Report: Nearly 2 Million Citizens of Israel Live Below the Poverty Line

The standard of living in Israel fell to a 20-year low in 2020 due to the economic and social crisis caused by the coronavirus pandemic, according to the annual poverty report of the National Insurance Institute (NII), which was released Thursday evening, January 21.

Actors and theatre workers protest near the Prime Minister's office in Jerusalem, August 2020; among the signs: "This stage must not be left empty," "Bibi, Open the theatres."

Actors and theatre workers protest near the Prime Minister’s office in Jerusalem, August 2020; among the signs: “This stage must not be left empty,” “Bibi, Open the theatres.” (Photo: Actor’s Union)

The National Insurance Institute’s report, published after a three-month delay, recorded an overall drop in median income — the criterion for measuring standard of living — of 22.7% over 2020. Such a drop has not been seen in Israel since 2001 during an economic crisis triggered by the Second Intifada. The main victims of the COVID-19 crisis, the report found, were working families that saw their jobs disappear or their salaries cut, single-parent families, and young families.
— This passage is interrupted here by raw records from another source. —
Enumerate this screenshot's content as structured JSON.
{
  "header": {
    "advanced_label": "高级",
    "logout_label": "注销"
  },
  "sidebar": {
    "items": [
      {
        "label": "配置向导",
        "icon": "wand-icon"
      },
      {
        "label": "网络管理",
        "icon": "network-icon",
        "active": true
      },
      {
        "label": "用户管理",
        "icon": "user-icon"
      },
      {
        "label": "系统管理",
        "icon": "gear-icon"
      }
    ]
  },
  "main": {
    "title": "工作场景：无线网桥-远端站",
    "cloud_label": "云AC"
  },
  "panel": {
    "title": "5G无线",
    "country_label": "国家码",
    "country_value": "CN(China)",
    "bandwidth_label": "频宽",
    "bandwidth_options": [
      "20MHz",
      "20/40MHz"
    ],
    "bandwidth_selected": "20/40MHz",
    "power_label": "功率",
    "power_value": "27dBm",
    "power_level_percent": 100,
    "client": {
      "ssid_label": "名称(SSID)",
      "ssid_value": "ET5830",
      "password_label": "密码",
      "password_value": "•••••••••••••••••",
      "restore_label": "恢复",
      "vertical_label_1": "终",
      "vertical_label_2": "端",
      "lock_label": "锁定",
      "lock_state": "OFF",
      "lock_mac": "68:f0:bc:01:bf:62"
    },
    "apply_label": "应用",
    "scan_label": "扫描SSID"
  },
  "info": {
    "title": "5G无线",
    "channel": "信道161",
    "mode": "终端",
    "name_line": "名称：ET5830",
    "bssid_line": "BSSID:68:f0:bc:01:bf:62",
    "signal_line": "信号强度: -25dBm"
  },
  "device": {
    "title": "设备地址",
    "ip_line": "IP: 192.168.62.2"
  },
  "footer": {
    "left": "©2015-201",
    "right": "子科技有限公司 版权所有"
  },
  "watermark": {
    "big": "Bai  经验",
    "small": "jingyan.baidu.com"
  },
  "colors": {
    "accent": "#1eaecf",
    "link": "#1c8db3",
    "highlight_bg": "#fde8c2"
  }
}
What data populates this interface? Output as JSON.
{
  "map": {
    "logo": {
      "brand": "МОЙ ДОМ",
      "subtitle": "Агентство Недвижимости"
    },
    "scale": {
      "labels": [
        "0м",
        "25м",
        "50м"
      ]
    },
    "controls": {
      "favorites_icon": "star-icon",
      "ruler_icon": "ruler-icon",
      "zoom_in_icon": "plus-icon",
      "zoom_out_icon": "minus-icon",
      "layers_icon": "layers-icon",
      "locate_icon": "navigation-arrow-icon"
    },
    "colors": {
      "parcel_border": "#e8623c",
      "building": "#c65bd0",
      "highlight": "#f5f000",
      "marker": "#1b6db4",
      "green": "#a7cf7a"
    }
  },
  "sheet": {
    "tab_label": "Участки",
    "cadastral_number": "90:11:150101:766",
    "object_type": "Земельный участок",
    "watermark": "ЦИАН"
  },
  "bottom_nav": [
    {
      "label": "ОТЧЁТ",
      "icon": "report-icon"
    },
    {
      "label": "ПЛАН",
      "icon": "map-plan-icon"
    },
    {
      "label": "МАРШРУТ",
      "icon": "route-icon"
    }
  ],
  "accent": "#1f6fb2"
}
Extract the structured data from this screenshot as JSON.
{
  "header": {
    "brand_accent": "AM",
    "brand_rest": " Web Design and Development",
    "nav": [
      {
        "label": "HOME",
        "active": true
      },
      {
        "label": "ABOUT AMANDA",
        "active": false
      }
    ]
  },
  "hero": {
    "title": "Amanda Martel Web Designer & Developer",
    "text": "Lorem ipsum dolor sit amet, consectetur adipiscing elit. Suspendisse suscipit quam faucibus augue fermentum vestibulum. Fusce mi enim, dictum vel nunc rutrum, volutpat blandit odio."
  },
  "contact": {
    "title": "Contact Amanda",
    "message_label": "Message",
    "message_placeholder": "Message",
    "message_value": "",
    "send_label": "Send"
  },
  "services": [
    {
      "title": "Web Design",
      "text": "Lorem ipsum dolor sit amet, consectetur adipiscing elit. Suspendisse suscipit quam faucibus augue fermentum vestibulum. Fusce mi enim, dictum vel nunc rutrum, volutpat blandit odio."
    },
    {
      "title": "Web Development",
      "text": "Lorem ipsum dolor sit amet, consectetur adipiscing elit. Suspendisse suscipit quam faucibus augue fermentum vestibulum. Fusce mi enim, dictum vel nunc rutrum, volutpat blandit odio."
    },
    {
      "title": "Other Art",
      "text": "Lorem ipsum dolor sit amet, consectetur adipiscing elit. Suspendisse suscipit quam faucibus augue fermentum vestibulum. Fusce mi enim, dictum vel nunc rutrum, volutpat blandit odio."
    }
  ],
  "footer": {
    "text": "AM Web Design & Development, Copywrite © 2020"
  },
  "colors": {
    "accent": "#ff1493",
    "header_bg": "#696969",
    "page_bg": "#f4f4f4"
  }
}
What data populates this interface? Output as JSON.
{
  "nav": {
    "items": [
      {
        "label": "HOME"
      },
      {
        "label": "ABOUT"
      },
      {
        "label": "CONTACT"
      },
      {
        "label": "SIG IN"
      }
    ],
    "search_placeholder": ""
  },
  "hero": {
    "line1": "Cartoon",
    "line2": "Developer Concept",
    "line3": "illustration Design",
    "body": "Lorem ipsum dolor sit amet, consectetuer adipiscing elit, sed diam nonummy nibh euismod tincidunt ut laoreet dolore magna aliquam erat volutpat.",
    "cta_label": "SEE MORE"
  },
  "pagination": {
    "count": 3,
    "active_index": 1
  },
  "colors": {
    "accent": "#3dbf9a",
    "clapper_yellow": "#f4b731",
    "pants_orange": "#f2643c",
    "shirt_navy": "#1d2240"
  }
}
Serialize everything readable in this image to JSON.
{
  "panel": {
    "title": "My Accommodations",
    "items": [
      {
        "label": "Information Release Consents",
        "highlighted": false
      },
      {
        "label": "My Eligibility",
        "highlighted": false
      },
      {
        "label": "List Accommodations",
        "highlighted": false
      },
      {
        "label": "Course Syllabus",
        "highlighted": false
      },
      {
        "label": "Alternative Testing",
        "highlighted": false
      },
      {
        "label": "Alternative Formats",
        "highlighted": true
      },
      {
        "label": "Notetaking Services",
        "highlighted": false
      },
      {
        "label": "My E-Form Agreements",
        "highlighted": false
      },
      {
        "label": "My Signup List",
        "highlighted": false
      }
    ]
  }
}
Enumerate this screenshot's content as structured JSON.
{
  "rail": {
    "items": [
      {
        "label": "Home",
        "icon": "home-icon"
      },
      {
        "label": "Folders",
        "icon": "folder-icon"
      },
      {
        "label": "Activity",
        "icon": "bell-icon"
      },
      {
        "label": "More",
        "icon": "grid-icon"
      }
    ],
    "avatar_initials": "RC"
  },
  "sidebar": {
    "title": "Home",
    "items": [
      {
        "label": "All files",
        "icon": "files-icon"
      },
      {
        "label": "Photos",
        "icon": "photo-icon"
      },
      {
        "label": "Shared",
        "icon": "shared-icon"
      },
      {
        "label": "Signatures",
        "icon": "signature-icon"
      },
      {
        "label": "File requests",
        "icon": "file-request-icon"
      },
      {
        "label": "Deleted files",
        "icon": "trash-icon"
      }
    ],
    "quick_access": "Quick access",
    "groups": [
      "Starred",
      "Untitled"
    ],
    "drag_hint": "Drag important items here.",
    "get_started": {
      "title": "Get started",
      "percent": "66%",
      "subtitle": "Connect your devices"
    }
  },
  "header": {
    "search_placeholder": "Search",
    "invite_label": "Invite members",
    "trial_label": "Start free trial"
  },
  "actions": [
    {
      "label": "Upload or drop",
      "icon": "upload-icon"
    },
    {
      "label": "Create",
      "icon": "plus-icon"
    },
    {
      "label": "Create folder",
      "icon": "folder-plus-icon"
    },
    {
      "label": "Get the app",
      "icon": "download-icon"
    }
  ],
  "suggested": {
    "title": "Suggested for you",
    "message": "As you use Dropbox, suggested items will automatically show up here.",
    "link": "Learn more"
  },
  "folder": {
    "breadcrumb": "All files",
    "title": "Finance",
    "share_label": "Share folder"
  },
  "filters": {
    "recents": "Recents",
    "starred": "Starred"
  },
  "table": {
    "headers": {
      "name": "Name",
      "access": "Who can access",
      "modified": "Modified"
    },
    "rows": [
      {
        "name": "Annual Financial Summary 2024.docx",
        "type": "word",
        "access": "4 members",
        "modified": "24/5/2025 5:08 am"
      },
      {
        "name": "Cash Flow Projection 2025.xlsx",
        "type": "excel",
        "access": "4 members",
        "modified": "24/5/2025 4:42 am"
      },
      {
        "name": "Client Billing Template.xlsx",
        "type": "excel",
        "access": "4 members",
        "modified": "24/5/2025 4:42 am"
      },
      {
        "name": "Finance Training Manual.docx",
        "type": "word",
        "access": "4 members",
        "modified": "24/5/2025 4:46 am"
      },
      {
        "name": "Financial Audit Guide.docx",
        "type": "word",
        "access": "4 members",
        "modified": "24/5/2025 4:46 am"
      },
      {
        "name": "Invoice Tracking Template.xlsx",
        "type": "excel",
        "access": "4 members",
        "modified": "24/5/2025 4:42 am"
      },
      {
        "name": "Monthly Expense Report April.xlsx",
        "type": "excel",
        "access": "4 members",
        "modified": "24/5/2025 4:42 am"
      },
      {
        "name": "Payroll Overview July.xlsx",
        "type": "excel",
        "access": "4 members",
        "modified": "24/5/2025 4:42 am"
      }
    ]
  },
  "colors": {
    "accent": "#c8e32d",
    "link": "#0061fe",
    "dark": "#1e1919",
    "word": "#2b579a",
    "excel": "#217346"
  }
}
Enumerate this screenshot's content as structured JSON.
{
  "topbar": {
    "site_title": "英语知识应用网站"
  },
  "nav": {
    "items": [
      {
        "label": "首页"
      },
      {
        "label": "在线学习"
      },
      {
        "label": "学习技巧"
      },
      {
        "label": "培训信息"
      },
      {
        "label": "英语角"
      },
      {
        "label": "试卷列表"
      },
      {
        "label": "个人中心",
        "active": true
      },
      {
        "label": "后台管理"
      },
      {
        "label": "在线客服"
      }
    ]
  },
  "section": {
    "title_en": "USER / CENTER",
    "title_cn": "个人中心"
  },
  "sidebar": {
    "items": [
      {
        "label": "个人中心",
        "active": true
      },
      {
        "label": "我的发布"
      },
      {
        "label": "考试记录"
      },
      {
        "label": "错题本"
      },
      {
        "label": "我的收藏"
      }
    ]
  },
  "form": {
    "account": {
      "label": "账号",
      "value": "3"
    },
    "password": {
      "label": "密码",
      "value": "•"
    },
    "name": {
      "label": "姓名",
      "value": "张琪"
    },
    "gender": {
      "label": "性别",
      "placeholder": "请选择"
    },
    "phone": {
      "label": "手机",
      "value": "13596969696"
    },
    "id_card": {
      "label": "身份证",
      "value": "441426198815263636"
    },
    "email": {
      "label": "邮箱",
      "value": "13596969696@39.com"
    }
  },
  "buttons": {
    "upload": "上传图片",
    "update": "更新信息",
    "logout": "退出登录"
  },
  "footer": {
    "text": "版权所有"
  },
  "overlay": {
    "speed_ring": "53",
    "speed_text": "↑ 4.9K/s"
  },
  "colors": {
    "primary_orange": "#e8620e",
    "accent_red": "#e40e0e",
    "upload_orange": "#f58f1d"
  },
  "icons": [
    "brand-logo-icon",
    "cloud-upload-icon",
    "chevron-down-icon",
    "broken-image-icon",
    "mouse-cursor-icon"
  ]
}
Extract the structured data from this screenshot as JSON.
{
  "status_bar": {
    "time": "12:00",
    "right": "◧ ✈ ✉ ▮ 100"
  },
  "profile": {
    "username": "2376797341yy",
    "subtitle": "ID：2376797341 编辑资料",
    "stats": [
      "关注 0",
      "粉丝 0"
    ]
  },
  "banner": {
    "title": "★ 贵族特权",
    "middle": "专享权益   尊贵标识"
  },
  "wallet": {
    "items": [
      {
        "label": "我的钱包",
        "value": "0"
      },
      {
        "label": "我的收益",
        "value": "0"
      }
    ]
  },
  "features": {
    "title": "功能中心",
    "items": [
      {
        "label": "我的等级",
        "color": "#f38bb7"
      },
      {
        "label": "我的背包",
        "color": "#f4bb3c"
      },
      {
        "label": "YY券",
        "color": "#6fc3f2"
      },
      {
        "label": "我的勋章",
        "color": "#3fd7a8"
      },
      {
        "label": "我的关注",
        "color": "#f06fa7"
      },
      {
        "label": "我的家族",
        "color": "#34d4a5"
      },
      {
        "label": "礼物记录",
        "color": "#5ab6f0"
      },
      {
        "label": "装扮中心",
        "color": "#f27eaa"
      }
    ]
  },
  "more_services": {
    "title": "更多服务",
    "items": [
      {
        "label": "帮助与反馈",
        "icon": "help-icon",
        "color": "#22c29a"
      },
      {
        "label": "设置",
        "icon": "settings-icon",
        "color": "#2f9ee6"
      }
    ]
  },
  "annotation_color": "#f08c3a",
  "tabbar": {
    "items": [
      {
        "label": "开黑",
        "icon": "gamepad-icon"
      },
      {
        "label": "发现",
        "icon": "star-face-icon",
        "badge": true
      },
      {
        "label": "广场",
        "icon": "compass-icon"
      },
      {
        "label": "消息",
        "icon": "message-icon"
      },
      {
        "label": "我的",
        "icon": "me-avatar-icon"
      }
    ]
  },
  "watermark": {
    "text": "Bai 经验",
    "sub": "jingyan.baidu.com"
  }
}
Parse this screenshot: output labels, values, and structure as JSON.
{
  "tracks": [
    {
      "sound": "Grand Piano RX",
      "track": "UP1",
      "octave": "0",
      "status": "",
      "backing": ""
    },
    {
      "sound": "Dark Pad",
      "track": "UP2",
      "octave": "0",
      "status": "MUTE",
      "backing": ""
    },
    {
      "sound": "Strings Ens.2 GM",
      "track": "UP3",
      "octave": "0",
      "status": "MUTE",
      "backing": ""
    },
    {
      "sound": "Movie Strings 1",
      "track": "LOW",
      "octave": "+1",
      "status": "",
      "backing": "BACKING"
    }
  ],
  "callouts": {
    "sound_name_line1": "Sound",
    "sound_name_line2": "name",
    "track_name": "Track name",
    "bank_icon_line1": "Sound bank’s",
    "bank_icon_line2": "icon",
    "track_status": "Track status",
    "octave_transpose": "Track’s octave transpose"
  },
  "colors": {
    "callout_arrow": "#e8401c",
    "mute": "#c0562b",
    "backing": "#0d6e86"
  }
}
According to the report, 1,980,309 citizens of Israel live below the poverty line, as of last year. This is 23% of all citizens and 31.7% of the country’s children. Among the Jewish population, the proportion of the poor is 17.7%, while in the Arab population, 35.8% live in poverty. For the working people in Israel who are not only supported by benefits, the poverty rate stands at 18.8%. 155,279 senior citizens in Israel live below the poverty line. According to the report, the decline in the standard of living resulted in a lowering of the poverty line, defined in relation to median income, to NIS 2,403 per person each month.

In its report the NII relates that 620,000 citizens are currently relying on unemployment benefits, of whom some 400,000 have done so since the pandemic reached Israel in March of last year, battering the economy. During the first outbreak of the virus in the Spring of 2020, unemployment figures issued by the Employment Service spiked as 800,000 people quickly lost their places of work because of the initial lockdown. During the current lockdown, the third, launched in late December, 150,000 new workers received unemployment benefits, 70% of them women.